I narrowed my eyes at him. “You made sure of that? How?”
“I always ate a powerful herb before I lay with a woman.” Indu lowered his eyes when he said that, his dark olive skin flushing subtly in embarrassment. “That’s how to ensure that your child will be a girl.”
“Why?” I asked, and Pan looked back at me, his eyes pained and flickering with something darker. “Why was it so important to you to have daughters?”
“For the thrimavolk, of course,” Indu replied, like that would be obvious.
“And what are the thrimavolk?” I asked.
“We are the only warriors strong enough to protect the kingdoms, not just from our world but the next,” a strong female voice announced.
I jumped in surprise—I’d been so focused on Indu, I hadn’t seen two tall young women come striding down the hall toward us. They wore long tunics similar to Indu’s, except theirs were dark red and cinched around the waist with a black fabric belt.
The features of the girls were dramatically different—the one on the left was blond, blue-eyed, stick-thin, and the other slightly shorter, with tawny skin and dark eyes—but their hair was styled exactly the same. Long hair pulled back, with multiple braids tight to the scalp and interwoven with dyed leather straps, until they came out in ponytails. And they each wore two solid lines of cobalt and white painted from eye to eye above bold red lips, an effect that looked more like war paint than makeup.

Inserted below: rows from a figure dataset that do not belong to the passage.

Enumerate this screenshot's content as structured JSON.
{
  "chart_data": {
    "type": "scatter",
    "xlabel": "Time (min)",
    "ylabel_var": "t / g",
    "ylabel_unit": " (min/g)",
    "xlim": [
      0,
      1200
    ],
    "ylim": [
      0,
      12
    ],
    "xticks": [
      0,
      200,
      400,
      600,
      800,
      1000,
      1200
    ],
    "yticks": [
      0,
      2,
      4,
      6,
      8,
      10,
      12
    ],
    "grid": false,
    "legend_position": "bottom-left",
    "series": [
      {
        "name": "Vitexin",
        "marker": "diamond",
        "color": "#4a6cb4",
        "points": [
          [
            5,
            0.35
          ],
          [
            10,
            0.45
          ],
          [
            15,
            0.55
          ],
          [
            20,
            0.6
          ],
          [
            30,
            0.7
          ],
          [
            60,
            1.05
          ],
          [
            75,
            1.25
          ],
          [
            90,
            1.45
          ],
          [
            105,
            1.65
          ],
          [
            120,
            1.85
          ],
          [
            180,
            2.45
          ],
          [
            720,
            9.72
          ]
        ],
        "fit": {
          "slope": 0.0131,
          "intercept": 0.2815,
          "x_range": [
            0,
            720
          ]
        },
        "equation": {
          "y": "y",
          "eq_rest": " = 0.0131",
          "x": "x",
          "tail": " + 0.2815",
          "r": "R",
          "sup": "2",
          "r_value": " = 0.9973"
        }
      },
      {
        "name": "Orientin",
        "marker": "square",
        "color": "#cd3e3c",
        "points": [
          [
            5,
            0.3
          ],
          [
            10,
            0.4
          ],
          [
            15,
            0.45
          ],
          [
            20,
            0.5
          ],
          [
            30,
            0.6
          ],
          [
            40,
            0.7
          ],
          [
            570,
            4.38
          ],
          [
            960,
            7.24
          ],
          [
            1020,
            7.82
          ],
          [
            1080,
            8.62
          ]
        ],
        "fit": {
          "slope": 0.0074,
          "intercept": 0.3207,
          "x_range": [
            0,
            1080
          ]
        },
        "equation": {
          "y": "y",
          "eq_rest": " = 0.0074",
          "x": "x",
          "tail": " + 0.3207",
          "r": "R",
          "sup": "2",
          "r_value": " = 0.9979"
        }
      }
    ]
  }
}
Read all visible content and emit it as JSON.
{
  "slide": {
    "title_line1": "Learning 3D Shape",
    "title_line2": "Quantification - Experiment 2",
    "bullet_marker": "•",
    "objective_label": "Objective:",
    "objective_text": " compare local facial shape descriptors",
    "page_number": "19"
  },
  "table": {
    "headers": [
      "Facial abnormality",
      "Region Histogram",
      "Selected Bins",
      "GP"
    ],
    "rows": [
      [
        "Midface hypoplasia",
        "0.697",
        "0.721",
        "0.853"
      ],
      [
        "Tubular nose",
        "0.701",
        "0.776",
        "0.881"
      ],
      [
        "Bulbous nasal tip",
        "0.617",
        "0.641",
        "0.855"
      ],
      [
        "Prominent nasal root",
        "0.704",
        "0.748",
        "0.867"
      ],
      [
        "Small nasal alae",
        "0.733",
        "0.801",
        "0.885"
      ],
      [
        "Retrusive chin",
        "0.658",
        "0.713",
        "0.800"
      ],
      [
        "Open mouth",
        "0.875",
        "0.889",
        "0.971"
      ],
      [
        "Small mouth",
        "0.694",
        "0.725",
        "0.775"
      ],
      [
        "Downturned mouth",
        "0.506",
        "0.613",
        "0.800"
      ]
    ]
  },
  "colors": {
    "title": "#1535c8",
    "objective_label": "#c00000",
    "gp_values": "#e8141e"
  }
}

It was the blond one talking, her voice deep with an accent heavy on her vowels. “And when the time comes, we will be the only ones strong enough to cross the bridge and take back what is ours.”
They walked right up to us and stopped in unison, like trained soldiers.
Pan moved back and put his arm around my shoulders. “Oh. Wow. That is quite the mission statement.”
“You guys definitely have more exciting job descriptions than we do,” I agreed with an uneasy smile.